Nio launched the new ES6, based on the latest NT 2.0 platform, in China on May 24, with its deliveries starting on the night of the launch.
The company launched the ET5 Touring on June 15, and deliveries began on June 16.
Deliveries of the new ES8 in China began on June 28, and the Nio flagship SUV was launched on December 24, 2022 on Nio Day 2022.
With capacity climbing following the intensive launch of new models, Nio delivered a record 20,462 vehicles in July, the first time since its inception that it has seen deliveries exceed the 20,000 mark.
The Nio ES6 delivered 11,118 units in July, contributing 54.33 percent of Nio's monthly deliveries, data monitored by CnEVPost showed.
The ET5 Touring delivered 3,662 units in July, contributing 17.89 percent of Nio's deliveries in the month.

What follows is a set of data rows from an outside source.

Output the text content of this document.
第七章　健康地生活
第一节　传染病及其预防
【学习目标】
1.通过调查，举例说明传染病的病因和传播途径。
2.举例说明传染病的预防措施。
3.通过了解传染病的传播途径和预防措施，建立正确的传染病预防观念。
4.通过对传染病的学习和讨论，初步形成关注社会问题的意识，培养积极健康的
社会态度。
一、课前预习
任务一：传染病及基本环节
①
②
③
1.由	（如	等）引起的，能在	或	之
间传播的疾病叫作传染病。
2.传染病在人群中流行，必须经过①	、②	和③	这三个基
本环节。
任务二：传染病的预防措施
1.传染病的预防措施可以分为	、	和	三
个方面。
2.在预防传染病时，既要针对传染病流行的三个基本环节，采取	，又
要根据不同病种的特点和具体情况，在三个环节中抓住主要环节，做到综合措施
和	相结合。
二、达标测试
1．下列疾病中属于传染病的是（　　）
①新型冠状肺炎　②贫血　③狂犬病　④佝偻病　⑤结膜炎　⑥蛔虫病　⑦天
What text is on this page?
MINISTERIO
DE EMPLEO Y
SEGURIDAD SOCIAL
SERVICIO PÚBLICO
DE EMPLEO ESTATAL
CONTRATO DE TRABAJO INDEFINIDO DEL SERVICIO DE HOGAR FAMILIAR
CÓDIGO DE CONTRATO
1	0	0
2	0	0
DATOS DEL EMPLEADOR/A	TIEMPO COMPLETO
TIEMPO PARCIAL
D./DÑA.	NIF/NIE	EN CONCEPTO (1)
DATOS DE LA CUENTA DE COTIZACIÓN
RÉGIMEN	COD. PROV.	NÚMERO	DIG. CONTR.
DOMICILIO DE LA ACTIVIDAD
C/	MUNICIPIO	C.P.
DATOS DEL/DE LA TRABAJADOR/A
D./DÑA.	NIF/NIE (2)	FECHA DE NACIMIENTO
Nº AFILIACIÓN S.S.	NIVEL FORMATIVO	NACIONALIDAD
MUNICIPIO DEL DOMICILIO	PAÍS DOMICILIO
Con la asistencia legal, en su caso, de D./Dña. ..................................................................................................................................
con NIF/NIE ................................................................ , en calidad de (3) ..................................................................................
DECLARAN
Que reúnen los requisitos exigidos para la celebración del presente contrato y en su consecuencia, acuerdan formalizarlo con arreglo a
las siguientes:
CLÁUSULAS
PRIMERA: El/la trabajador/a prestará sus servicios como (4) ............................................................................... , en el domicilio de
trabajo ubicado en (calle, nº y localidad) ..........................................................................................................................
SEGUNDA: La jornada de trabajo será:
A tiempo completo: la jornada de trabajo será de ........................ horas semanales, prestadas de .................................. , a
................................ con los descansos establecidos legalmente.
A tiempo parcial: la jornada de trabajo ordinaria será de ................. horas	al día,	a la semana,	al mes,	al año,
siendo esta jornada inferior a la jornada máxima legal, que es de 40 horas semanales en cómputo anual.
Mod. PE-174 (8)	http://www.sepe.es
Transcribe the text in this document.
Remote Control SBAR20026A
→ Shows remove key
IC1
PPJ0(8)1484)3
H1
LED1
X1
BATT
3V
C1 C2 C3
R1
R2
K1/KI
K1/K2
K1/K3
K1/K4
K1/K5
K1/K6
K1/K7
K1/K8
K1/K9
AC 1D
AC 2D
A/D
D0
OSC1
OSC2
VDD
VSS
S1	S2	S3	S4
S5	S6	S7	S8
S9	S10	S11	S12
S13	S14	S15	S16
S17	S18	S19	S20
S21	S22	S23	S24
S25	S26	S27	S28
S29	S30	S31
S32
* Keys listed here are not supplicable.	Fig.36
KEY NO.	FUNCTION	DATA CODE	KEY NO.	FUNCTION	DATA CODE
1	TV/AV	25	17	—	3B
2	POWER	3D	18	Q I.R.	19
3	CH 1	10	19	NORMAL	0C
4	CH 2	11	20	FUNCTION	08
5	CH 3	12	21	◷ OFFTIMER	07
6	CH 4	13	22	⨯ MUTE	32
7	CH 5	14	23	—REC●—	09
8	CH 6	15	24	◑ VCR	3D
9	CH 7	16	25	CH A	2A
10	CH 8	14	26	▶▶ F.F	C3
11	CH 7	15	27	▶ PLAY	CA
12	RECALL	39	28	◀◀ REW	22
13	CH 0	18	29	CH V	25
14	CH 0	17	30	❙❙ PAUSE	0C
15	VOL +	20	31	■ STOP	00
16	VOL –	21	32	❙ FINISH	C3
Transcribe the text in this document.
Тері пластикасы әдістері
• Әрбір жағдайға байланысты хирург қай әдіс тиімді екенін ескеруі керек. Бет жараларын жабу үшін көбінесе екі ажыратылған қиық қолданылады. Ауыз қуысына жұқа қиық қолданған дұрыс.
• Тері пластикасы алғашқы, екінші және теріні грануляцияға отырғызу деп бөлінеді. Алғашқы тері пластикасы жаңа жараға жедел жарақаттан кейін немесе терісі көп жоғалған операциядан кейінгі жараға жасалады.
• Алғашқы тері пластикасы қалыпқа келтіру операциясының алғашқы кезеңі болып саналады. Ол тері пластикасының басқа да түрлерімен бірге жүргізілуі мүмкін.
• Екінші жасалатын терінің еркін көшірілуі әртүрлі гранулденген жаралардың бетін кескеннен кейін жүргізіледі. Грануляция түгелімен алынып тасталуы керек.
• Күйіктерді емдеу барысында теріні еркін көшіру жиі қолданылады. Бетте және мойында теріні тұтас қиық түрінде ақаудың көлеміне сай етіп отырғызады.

Nio ES8 delivered 1,917 units in July, a 226.02 percent increase from June and a new high since December 2021.
Apart from the factory production, Caixin's latest report also mentions the cost of Nio's battery swap stations.
Nio's investment cost for a single battery swap station averages between RMB 4 million ($550,000) and RMB 5 million, and it will invest more than RMB 4 billion in these facilities in 2023, the report said, citing a source from China Automotive Technology and Research Center (CATARC).
Investment costs for battery swap stations include site costs, equipment acquisition costs, construction costs, battery costs, and operating costs including equipment maintenance and power purchases, the report noted.
Nio aims to add 1,000 battery swap stations in 2023, taking the facility's total to 2,300 at the end of the year.
As of August 21, Nio had 1,673 battery swap stations in China, data monitored by CnEVPost showed.
Since Nio's first battery swap station went live, the company has provided more than 27 million battery swap services.
Notably, Nio has never disclosed the cost of each battery swap station, although previous reports had suggested that each first-generation battery swap station cost RMB 3 million to build, with the cost of the second-generation of the facility dropping to RMB 1.5 million.
Nio's cost to bring a second-generation battery swap station into operation is about RMB 2.5 million, and the capital expenditures associated with these facilities will not bring financial pressure, Yu Xiaoli, an analyst at Chinese brokerage Industrial Securities, said in an October 2021 research note.